A discriminação entre homens e mulheres quando se trata de aborto, por exemplo, não é sexista. Homens não podem abortar, não há sentido algum em eles terem direito o direito de abortarem.
Já a discriminação entre humanos e não-humanos mais comuns (como não-humanos não terem direito à liberdade, a integridade física e a vida) são arbitrárias no momento em que o senso de liberdade, de integridade física e de vivência ser algo comum a maioria dos animais. O especismo ignora que os animais conhecem empiricamente a liberdade, sentem seus corpos e têm consciência de estarem vivos (ao temerem o cativeiro, o dano a saúde própria e a morte).
Mas o especismo não é uno, ele aparece em duas formas já bastante trabalhadas, sobretudo por Gary Francione: o especismo elitista (exemplificado pela fala de Lula, “O principal animal do mundo é o ser humano“) e o especismo seletivo (também conhecido como a esquizofrenia moral de Francione). Seguramente, a maioria dos brasileiros são especistas seletistas. Eles respeitam a vida de algumas espécies, enquanto vibram diante do cadáver de indivíduos de outras espécies. A ideologia vivissecionista, tal como a fala do presidente brasileiro, é elitista no momento em que coloca todas as outras espécies abaixo do julgo humano sem limites éticos além da cosmética pública.
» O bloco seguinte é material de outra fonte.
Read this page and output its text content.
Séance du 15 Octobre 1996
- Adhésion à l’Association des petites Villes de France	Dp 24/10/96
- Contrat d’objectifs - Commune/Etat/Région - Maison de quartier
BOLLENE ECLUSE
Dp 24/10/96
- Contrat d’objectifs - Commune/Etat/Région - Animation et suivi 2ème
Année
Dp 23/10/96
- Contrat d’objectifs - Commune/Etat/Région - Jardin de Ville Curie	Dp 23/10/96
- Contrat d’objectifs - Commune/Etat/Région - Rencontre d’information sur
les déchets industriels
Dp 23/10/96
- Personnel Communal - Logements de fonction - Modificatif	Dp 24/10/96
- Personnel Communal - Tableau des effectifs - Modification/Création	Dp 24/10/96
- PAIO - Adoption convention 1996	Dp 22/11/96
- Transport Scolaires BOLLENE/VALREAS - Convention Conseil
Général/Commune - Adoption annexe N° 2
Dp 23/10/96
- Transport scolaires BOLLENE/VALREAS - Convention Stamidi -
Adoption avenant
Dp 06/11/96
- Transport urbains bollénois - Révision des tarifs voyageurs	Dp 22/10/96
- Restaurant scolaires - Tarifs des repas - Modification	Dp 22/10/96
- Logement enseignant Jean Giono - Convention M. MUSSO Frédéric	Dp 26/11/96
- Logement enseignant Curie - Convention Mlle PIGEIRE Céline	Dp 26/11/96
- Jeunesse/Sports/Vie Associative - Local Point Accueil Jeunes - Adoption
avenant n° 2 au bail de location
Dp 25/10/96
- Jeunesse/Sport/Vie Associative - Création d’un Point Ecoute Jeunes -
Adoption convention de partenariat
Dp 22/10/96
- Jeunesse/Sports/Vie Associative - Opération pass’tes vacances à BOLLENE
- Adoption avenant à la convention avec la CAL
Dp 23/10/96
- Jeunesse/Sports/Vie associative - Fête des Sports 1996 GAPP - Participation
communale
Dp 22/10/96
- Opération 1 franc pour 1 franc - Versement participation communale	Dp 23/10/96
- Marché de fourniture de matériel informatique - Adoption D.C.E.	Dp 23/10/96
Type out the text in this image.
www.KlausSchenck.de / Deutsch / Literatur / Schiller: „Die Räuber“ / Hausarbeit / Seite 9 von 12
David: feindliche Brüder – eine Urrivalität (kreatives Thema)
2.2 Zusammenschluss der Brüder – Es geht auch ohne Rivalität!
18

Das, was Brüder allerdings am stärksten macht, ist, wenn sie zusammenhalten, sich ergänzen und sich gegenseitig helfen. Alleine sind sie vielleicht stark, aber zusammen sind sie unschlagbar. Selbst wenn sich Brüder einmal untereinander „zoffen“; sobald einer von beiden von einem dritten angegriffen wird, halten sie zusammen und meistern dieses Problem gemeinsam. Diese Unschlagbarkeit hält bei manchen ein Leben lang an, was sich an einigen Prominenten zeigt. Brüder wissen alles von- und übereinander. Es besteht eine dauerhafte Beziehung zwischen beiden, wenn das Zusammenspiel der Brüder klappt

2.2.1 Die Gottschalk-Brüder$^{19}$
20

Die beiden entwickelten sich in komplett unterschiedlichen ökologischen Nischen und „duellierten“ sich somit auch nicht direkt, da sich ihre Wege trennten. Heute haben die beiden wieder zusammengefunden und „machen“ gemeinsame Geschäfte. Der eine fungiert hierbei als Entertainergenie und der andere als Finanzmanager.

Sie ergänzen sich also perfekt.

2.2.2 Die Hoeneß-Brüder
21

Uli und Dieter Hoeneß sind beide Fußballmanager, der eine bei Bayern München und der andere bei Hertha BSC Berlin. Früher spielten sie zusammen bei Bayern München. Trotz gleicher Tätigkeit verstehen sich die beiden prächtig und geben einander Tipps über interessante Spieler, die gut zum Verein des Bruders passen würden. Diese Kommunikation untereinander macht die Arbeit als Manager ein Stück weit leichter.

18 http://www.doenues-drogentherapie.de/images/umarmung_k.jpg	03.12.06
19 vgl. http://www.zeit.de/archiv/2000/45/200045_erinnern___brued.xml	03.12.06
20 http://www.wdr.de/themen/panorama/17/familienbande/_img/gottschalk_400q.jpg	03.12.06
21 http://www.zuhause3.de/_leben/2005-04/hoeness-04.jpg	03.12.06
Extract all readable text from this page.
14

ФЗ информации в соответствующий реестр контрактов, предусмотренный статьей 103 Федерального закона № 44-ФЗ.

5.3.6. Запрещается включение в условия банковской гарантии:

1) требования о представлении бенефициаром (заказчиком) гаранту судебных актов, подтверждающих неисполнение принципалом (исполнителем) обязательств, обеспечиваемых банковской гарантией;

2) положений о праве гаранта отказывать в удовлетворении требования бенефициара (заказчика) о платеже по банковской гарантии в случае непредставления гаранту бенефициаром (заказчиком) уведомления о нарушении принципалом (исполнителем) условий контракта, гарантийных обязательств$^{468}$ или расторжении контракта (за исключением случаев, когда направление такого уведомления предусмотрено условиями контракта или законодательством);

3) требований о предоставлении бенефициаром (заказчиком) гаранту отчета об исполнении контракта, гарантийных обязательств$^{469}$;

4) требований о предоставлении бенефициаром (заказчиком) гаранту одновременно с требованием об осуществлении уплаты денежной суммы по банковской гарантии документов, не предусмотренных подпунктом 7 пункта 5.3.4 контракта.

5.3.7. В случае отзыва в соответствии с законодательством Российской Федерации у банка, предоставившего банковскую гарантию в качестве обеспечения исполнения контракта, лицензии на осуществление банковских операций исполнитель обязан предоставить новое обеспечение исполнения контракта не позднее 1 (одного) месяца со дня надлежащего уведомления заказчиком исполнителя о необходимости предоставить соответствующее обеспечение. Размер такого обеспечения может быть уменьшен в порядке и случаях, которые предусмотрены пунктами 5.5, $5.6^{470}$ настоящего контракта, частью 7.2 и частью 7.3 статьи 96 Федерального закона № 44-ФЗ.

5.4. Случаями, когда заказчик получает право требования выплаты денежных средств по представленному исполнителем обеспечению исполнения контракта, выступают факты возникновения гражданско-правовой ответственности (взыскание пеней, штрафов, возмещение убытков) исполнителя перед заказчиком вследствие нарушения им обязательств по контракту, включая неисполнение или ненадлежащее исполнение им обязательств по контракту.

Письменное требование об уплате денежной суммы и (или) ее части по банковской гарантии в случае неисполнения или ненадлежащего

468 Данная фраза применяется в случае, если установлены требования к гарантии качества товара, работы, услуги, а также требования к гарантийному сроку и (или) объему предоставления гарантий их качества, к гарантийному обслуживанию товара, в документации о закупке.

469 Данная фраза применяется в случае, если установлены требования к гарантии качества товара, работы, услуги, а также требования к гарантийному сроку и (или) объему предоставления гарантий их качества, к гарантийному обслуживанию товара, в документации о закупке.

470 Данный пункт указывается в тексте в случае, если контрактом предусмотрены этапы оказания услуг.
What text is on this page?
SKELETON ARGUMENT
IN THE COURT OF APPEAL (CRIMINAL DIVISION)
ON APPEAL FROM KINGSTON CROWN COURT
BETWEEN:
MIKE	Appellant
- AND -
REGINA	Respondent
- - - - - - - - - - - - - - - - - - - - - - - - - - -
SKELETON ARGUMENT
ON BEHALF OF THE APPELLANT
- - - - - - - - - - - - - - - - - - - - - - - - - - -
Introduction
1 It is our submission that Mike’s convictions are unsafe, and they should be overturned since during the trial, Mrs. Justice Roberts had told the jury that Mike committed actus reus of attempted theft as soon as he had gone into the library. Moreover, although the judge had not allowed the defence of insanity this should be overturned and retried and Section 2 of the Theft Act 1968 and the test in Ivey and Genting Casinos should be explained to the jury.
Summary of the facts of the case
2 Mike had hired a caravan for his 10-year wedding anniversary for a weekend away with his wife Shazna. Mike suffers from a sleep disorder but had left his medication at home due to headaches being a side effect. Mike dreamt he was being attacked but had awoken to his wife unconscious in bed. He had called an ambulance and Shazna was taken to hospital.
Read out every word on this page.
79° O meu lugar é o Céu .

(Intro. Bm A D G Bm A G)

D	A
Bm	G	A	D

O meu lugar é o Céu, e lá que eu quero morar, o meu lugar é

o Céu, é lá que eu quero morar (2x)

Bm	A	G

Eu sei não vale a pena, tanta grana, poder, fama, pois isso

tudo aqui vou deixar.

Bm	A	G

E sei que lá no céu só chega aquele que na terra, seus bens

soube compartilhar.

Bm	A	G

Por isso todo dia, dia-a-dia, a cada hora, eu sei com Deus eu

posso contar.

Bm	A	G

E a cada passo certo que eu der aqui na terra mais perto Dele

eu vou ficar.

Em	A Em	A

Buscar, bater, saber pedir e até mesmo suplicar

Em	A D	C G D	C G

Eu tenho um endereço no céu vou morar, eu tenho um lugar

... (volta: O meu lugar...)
O antiespecismo, ou a ideologia dos Direitos Animais, não se propõe, portanto, a exigir o reconhecimento do direito de voto dos cachorros ou o direito de livre expressão religiosa aos ratos. Seria um absurdo, uma verdadeira afronta ao bom-senso e a lógica.
O antiespecismo busca o fim da arbitrariedade que discrimina os animais quanto a suas espécies e tem como mínimo ético o veganismo.